Updated to 6 April 2025 CGT rates
UK Capital Gains Tax Calculator: Residential Property
Calculate Capital Gains Tax on the sale of UK residential property, accounting for Private Residence Relief, the Annual Exempt Amount, and the basic / higher rate split for the year of disposal.
- Private Residence Relief (0.0%)
- Annual Exempt Amount (2.1%)
- CGT (23.5%)
- Taxable gain you keep (74.4%)
You keep about 76.5% of the gain; HMRC takes 23.5% in CGT.
UK CGT losses can be carried forward to offset future gains (not modelled here).
| Sale price | £350,000 |
|---|---|
| Purchase price | −£200,000 |
| Allowable costs | −£5,000 |
| Gross gain | £145,000 |
| Annual Exempt Amount | −£3,000 |
| Taxable gain | £142,000 |
| CGT rate (higher rate) | 24% |
| Total CGT | £34,080 |
Information
Capital Gains Tax on UK residential property has its own rate table, distinct from the general schedule that covers shares, crypto, and business assets. Two rates apply: 18% for basic-rate taxpayers and 24% for higher / additional-rate taxpayers (from 6 April 2024; was 28% before).
Private Residence Relief. If the property was ever your main residence, the portion of the gain attributable to that period is exempt. The exemption is computed as gain × (months as main residence + 9) / total months owned. The last 9 months of ownership always count toward main-residence time, softening the edge case where you've moved out before completion.
Annual Exempt Amount. £3,000 from 2024/25 (down from £6,000 in 2023/24 and £12,300 before that). Applies across every CGT disposal in the year, so this calculator assumes you haven't used any of it on other disposals.
Allowable costs. Solicitor fees, estate-agent fees, Stamp Duty on the original purchase, and capital improvements (kitchens, extensions, new roofs, but not routine maintenance). Reduce the gross gain pound-for-pound.
What's not modelled. Letting Relief (now narrowly applies only to shared-occupancy cases since April 2020), capital losses brought forward, joint ownership / spouse transfers, non-UK-resident CGT rules, and shares / business assets (different rate table). For those, use a tax adviser.
FAQ
- What is Private Residence Relief?
If a property was ever your main residence, the portion of the gain attributable to that period is exempt from CGT. The exemption is computed as gain × (months as main residence + 9) / total months owned. The last 9 months of ownership always count if the property ever was your main residence; this softens the edge case where you've moved out before completion.

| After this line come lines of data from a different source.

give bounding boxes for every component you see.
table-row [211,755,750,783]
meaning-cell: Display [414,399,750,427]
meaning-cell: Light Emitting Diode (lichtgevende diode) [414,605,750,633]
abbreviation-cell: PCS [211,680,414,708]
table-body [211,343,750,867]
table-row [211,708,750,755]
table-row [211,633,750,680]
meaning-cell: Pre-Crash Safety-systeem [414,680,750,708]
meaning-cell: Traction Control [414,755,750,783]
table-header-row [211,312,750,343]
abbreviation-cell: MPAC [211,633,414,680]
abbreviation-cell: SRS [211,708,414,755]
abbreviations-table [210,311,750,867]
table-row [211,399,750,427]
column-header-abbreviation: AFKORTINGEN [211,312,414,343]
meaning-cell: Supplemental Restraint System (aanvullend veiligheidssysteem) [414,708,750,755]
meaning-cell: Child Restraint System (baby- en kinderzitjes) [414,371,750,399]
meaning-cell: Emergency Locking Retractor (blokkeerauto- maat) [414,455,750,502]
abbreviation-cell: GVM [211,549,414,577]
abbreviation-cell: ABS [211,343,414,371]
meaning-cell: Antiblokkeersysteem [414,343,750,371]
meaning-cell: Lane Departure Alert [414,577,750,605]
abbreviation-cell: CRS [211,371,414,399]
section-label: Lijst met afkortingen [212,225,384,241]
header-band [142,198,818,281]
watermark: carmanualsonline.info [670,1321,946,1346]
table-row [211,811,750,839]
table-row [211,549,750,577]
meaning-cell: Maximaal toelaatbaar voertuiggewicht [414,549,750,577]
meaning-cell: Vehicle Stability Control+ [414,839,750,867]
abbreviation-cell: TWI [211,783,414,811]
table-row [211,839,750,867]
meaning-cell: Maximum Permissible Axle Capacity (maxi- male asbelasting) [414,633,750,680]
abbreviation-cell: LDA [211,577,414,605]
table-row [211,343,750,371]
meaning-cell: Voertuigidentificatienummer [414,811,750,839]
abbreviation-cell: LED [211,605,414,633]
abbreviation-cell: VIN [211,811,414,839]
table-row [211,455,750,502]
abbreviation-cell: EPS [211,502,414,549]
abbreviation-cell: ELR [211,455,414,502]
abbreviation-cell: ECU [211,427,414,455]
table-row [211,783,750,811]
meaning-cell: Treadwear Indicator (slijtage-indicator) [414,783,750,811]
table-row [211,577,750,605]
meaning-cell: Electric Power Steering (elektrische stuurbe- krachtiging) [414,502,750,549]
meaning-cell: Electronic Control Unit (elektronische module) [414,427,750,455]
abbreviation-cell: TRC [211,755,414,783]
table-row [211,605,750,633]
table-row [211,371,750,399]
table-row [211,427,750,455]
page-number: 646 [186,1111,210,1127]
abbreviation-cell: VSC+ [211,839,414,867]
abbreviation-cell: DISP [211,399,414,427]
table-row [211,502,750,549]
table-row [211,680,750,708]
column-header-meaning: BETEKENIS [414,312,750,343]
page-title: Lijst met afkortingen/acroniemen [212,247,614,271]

- What's the Annual Exempt Amount?
The £3,000 personal CGT allowance for 2024/25 onwards (down from £6,000 in 2023/24). It's deducted from your gain across every CGT disposal in the year. This calculator assumes you haven't used any of it on other disposals; if you have, reduce your taxable gain by the difference manually.
- Why are residential rates different from share rates?
UK residential property has historically attracted higher CGT than shares or crypto. From October 2024 the general rates aligned with residential (18% / 24%), but the legislative regimes remain distinct; the rates could diverge again. Pre-October 2024 the residential higher rate was 24% (down from 28% in April 2024), while general CGT was 10% / 20%.
- Is this calculator for shares or business assets?
No: it's specifically for UK residential property. Shares, crypto, and business assets use a different rate table and reliefs (Business Asset Disposal Relief etc.). Use the general CGT calculator for those (not built yet).
- What about Letting Relief?
Letting Relief was substantially restricted in April 2020; it now applies only to shared-occupancy cases where the owner lived in the property at the same time as the tenant. This calculator doesn't model it; the narrow eligibility makes it more useful as a follow-up conversation with an accountant than a generic input field.
Recent changes
-
Autumn Budget 2024 aligned general CGT rates up to match residential (18% basic / 24% higher). Residential rates unchanged.
-
Annual Exempt Amount cut from £6,000 to £3,000. Spring Budget 2024 also cut the residential higher rate from 28% to 24%; basic rate unchanged at 18%.
-
Annual Exempt Amount cut from £12,300 to £6,000 (first of the two-step cut announced in Autumn Statement 2022). Residential rates unchanged at 18% / 28%.
Sources
Disclaimer
Not financial or legal advice. Figures are computed from HMRC's published rates and don't account for personal circumstances such as joint ownership, Letting Relief eligibility, capital losses brought forward, or AEA already consumed by other disposals in the same tax year. Consult an accountant for the authoritative figure on your specific disposal.